Observação: Rápido no gatilho, Mauro Cid pediu a revogação da sua prisão preventiva. O ex-ajudante de ordens voltou para a cadeia após criticar em áudios o modo como sua delação premiada foi conduzida pela PF. Na ocasião, Moraes entendeu que o investigado teria descumprido as medidas cautelares e agiu para obstruir as investigações ao não preservar o sigilo de sua colaboração (ele havia sido preso pela primeira vez em maio do ano passado e deixou a cadeira seis meses depois, arrastando medidas cautelares como uso de tornozeleira eletrônica, apreensão de passaporte, proibição de se comunicar com outros investigados e ter de se apresentar semanalmente à Justiça.

O bolsonarismo elevou ao estado de arte o que o PT de Lula fazia — e voltou a fazer — quando no poder. Se Bolsonaro é um democrata, eu sou o Coelho da Páscoa, mas bolsonaristas e petistas têm em comum a noção de que liberdade de expressão só vale para quem os apoia. Como escreveu Mario Sabino em O Antagonista, o brasileiro não gosta de liberdade de expressão porque, em sua ignorância abissal, não entende do que se trata. 

Nossa gente é ignorante no mais básico, inculta no mais alto e abominável de todos os lados porque não está disposta a aprender com os próprio erros — e nem com os acertos, que, embora sejam incomuns, às vezes acontecem. Por mais defeitos que tivesse — e ele os tinha aos montes — , FHC, que era constantemente alvejado em reportagens e artigos, nunca pediu a cabeça de um jornalista, nunca cortou verbas publicitárias de revista nem fez ameaças contra o dono. Se ligava quando era desagradado, era para conversar e argumentar. Infelizmente, hoje temos o exato oposto em todas as esferas de poder.

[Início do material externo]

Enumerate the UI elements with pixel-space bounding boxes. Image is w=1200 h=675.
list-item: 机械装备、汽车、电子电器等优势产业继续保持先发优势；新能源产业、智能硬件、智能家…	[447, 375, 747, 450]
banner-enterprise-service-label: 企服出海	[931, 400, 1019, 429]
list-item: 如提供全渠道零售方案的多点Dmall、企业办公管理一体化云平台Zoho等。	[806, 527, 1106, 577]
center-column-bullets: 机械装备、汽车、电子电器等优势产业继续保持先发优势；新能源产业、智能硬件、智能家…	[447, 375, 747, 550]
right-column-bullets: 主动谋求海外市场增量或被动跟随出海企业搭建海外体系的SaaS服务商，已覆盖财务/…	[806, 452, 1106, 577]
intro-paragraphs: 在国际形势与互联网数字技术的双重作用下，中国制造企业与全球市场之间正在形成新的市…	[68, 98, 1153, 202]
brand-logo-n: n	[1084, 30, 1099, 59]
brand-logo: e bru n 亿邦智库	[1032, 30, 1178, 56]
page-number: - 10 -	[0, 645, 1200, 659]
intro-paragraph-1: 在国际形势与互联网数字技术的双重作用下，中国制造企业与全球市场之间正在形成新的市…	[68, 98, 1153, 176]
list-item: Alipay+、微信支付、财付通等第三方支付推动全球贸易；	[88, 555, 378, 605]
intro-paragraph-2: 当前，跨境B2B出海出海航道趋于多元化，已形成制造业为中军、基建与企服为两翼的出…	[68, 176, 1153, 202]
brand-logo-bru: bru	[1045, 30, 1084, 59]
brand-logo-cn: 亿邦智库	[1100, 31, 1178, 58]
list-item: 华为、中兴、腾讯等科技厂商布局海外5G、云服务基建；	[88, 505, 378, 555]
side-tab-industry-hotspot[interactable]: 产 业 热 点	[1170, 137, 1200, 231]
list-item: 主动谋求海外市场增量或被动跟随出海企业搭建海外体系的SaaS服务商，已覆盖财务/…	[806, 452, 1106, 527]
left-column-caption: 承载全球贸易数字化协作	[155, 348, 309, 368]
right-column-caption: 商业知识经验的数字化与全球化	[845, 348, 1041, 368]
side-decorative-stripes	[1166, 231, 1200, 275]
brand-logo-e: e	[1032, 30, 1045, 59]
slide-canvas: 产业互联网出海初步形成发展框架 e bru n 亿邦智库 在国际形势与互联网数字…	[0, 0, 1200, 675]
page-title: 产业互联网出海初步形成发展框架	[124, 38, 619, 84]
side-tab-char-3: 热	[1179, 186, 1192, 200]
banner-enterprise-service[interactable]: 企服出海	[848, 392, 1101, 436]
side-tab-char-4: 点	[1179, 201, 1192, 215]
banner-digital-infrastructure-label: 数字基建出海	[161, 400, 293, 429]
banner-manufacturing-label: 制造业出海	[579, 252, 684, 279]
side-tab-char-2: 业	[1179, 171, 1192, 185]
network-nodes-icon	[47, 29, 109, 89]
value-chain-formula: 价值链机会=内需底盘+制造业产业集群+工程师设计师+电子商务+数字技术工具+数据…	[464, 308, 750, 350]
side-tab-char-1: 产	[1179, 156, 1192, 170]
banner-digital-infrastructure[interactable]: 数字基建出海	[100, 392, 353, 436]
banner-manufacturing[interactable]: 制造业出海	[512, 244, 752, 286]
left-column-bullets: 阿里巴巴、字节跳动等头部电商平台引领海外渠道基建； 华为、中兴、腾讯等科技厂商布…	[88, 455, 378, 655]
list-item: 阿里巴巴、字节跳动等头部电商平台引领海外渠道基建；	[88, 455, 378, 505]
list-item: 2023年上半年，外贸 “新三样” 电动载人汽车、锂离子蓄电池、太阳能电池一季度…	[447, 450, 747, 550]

Segundo os organizadores da manifestação do último domingo a baixa adesão (cerca 18% do público que foi à Avenida Paulista em fevereiro) deveu-se ao feriado de segunda-feira e ao calor infernal que fazia em Copacabana às dez da manhã. Frustrações à parte, a ordem foi minimizar publicamente o fiasco. Vale destacar que a preocupação com o número de participantes foi levada a Bolsonaro dias antes do ato, mas ele estava seguro de sua capacidade de "mover multidões".

O fato de a extrema-direita retirada do armário por Bolsonaro ser arcaica nos modos mas violenta nos métodos contribuiu para tirar da garrafa o gênio de Alexandre de Moraes ao longo da disputa presidencial de 2022, mas certas excepcionalidades deixaram de ser vistas como coisas excepcionais depois que os riscos iminentes à democracia se dissiparam. Cresce nos bastidores do próprio STF a percepção de que a instrumentalização do direito em busca de resultados efetivos prática associada a Moraes é uma exceção que não pode virar regra, sob pena de transformar as críticas ao xerife-geral da República num processo de questionamento da própria Corte.


Tirar gênios da garrafa é mais fácil do que convencê-los a entrar de volta. Moraes sinaliza a intenção de refinar procedimentos, selecionar brigas e encaminhar processos para a fase de encerramento. Provou isso ao avalizar a decisão da PGR que, em vez de denunciar Bolsonaro no caso da falsificação de cartões de vacina, pediu diligencias complementares à PF, ao não impor sanções cautelares ao encrencado pelos excessos na manifestação do último domingo, e ao mandar arquivar a investigação dos pernoites na embaixada da Hungria. 


Tudo leva a crer que o semideus togado percebeu que até ele está sujeito à condição humana, e que, portando-se como uma espécie de "ex-Xandão", resguarda-se para o julgamento que grudará sentenças condenatórias nas biografias de Bolsonaro e dos integrantes do alto-comando do golpe.